There's an original counter-top draft tower with silver-plated spigots for soda water and a Tiffany-like lampshade. It's like one that would have first appeared at The Broad Street Pharmacy. Made about 1905, it's been restored and, as far as the Berleys know, is the oldest one in use in the country. The fountain is beneath a reproduction Ben Franklin bust by Jean-Antoine Houdon. (The original in the Philadelphia Museum of Art was the inspiration for the saloon's name.)

The "jerks" occasionally include Robert Berley, their father and a family physician in Delaware. "He's faster than he used to be," Ryan says. "Some nights, he says it's busier in here than it is in the weekend ER."

When it comes to "jerk" lore and protocol, as with everything else, the Berleys rely on history. As the "Dispenser's Formula of 1915" describes: "With dispensers who are live, clean-cut, true men who know their work and do it well and willingly, the service of a fountain is sure to be good." Likewise, the American Soda Book (circa 1900) instructs: "A good soda clerk should be polite, neat of person, and dress, and be able to serve drinks with skill and dexterity."

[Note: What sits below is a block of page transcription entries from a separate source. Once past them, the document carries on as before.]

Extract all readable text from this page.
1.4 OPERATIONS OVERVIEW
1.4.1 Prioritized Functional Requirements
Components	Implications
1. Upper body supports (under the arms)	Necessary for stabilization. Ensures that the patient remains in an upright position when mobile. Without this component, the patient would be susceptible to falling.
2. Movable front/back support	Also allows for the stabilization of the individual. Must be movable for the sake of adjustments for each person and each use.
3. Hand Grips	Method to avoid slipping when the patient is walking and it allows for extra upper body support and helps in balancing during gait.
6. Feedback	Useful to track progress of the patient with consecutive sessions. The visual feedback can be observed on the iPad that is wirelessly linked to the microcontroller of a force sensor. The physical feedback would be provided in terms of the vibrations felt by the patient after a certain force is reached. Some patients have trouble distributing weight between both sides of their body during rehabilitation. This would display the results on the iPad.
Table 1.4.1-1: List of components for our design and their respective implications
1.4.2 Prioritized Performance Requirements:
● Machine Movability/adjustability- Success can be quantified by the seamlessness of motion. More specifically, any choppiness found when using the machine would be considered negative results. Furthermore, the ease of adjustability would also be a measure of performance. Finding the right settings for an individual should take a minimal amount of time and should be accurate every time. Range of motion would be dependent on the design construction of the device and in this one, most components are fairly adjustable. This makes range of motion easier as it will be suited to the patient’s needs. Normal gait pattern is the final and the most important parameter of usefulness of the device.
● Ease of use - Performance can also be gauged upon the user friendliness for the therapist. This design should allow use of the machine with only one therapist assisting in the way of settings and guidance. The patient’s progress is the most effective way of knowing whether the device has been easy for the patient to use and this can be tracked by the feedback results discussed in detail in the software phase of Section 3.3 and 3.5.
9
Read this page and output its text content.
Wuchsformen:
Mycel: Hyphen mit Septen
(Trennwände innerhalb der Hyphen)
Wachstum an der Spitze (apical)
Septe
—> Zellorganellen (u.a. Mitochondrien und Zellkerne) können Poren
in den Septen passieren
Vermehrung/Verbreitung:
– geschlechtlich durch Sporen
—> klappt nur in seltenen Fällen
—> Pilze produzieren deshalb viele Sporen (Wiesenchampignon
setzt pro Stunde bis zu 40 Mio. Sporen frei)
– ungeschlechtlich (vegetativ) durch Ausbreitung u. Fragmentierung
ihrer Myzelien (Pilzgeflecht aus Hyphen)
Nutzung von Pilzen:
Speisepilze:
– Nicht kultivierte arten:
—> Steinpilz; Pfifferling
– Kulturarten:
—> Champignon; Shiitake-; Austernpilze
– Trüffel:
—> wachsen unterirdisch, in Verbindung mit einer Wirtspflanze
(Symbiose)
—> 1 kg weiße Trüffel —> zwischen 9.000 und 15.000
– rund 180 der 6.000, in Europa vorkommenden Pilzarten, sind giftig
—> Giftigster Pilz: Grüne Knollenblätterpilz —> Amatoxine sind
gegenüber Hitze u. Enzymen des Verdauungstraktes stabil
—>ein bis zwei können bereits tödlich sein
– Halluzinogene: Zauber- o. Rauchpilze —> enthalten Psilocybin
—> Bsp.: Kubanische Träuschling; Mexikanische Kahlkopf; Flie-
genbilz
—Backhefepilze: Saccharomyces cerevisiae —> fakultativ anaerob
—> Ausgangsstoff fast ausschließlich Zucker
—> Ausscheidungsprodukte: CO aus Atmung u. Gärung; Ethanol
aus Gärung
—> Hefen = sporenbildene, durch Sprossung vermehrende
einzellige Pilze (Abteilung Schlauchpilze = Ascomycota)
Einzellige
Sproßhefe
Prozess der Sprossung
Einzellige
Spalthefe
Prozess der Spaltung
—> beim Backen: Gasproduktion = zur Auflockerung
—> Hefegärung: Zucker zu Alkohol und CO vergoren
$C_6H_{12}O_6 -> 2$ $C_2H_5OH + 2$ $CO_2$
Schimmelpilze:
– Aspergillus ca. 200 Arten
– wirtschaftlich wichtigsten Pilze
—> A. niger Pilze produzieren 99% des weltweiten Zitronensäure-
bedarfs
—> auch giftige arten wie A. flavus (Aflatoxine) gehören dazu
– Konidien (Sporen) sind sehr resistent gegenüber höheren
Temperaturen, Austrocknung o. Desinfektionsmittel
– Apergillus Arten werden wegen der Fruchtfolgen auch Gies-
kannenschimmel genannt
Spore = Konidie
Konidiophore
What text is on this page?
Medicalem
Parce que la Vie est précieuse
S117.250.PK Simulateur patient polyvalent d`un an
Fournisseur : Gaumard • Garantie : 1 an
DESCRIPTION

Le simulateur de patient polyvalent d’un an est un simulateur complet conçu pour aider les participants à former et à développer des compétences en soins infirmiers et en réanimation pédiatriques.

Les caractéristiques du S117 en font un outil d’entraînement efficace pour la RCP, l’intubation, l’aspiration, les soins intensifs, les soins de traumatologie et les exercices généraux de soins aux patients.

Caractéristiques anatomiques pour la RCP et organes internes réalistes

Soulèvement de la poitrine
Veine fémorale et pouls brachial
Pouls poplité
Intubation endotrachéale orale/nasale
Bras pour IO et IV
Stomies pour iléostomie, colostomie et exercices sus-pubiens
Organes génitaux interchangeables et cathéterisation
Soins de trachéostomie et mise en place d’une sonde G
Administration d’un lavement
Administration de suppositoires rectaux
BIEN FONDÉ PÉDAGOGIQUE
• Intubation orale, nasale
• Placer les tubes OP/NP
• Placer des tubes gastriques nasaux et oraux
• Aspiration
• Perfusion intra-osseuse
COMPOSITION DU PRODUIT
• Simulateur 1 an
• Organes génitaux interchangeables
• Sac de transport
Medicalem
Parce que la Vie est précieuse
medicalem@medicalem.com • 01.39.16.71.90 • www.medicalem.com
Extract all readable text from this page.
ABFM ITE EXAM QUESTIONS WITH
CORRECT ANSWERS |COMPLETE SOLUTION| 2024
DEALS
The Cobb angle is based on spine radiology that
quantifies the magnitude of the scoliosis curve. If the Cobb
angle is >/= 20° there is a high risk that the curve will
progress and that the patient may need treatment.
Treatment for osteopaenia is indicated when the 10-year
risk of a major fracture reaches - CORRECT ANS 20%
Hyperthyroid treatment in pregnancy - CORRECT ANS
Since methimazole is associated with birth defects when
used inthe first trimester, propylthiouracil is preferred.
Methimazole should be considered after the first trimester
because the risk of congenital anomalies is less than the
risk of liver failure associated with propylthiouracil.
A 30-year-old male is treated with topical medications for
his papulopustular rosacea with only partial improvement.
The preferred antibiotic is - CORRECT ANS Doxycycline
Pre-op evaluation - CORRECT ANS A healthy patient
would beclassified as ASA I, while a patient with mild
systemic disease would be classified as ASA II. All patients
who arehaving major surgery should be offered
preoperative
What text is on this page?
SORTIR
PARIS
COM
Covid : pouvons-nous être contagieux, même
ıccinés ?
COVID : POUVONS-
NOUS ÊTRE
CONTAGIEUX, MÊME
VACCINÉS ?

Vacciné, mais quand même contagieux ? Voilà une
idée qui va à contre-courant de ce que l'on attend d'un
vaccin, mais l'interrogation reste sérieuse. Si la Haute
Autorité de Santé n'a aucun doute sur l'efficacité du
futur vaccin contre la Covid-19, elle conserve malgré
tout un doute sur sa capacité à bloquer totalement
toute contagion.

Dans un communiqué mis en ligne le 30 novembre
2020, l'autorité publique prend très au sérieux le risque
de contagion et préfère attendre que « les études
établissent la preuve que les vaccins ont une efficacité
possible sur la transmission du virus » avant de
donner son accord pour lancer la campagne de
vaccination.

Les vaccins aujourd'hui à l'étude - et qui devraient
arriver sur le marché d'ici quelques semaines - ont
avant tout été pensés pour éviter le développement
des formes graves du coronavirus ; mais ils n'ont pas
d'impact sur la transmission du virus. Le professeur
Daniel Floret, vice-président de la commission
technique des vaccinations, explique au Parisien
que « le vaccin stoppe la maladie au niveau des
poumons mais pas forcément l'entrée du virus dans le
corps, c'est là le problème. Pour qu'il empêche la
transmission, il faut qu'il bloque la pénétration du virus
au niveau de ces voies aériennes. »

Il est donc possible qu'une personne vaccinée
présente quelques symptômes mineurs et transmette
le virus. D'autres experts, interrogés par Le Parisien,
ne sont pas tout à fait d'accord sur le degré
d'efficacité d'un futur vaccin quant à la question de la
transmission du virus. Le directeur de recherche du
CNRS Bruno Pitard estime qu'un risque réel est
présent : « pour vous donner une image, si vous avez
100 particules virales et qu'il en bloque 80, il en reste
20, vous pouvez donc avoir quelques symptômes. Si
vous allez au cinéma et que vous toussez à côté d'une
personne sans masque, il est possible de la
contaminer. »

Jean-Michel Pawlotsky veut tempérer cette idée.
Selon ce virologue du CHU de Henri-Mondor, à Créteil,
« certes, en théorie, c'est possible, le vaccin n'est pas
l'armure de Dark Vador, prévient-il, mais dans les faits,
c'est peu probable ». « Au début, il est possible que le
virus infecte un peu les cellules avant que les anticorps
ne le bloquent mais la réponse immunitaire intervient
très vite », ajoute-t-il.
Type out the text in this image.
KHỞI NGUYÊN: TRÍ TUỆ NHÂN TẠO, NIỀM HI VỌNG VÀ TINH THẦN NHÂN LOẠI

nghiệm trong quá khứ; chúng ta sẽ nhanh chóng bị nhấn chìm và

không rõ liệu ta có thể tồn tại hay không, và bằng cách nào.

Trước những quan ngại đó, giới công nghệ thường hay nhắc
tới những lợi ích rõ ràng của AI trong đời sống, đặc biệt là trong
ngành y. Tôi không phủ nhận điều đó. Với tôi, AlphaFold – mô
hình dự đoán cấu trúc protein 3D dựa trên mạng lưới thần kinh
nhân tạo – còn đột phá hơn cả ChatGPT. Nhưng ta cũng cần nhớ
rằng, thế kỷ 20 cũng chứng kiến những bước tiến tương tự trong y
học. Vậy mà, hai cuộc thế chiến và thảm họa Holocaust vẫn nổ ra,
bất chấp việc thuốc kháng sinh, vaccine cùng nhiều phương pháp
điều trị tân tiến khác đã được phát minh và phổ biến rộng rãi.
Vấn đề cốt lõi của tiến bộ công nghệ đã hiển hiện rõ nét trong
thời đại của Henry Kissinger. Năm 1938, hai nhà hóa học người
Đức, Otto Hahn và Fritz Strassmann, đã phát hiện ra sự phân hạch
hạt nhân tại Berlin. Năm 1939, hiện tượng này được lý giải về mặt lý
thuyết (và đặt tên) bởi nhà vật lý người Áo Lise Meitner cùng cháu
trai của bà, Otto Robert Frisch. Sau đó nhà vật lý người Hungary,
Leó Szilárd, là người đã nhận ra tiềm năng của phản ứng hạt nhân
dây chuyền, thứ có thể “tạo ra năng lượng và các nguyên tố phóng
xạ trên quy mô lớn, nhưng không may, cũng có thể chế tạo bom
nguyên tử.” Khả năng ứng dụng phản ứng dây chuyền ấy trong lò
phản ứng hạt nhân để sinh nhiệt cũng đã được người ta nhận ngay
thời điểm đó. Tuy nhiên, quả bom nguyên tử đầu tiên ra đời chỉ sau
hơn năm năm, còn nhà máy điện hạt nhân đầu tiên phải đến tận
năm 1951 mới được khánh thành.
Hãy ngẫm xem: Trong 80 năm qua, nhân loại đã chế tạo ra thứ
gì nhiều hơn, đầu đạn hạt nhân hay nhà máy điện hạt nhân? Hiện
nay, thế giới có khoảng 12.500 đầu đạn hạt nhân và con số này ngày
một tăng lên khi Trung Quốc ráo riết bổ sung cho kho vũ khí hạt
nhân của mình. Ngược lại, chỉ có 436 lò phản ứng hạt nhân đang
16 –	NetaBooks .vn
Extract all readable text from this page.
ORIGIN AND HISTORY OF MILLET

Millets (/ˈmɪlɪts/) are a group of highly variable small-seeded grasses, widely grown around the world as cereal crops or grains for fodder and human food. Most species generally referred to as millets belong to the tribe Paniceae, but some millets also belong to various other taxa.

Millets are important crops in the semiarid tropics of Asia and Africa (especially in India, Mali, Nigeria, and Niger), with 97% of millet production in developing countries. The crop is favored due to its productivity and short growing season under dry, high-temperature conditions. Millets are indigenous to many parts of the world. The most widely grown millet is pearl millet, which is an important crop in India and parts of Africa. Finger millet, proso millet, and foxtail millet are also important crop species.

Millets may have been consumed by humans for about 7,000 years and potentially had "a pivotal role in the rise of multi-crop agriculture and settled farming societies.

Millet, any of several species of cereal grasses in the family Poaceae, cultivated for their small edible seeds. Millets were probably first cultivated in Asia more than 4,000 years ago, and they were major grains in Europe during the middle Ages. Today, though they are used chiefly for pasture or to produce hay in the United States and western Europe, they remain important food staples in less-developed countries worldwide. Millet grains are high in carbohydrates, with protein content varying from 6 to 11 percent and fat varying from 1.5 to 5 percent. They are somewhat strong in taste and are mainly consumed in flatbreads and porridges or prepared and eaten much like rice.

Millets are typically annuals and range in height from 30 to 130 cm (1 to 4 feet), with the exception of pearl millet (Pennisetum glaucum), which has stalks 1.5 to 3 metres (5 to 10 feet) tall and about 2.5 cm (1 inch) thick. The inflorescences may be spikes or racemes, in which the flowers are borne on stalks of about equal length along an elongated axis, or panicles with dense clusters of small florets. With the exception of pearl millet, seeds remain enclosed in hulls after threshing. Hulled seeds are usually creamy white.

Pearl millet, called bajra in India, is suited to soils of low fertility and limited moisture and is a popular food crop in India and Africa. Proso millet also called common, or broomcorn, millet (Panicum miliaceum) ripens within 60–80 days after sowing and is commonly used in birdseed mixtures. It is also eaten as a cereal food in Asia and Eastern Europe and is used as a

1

Then there's the Standard Manual of Soda and Other Beverages (1897): "[The attendant] should have tact, plenty of good nature, and be attentive and obliging. He should be equally pleasant to the child, the old man or woman, and the finely dressed young lady. He should not feel slighted at the "uppishness' of the would-be society young man or the peevishness of the crank. He should never perform any portion of his toilet, such as combing his hair, in front of the apparatus …"

"All timeless wisdom," Ryan says.

Over Memorial Day weekend, the Berleys melted previous sales records. They won't release financial figures, but Ryan, 29, says they served "thousands." Eric, 25, says he's going through 250 gallons of ice cream a week. On the eve of their second summer, business is up 50 percent.

When they began floating the idea, Ryan was working as an antiques trader and consultant to Freeman's auction house; Eric was giving tours at Christ Church, where Franklin is buried. The Berleys admire the namesake's simple, practical business advice and pledge to make the fountain "a democratic place for all."

Before they bought the building, the first-floor store was home to Eroticakes, a purveyor of evocative lollipops and biologically inspired baked goods. Now, the brothers (both bachelors) bring on similar smiles, though purely by inspiring nostalgia.

After a decade in the business of decadence, they hope to launch a national soda fountain museum in Philadelphia. It might also serve as a repository for the collections of The Ice Screamers.

"They don't see many young people as passionate about [ice cream] as we are, so they've embraced us like two adopted sons," Ryan says. "They see us as carrying the torch when they're gone. We'd really like to do that."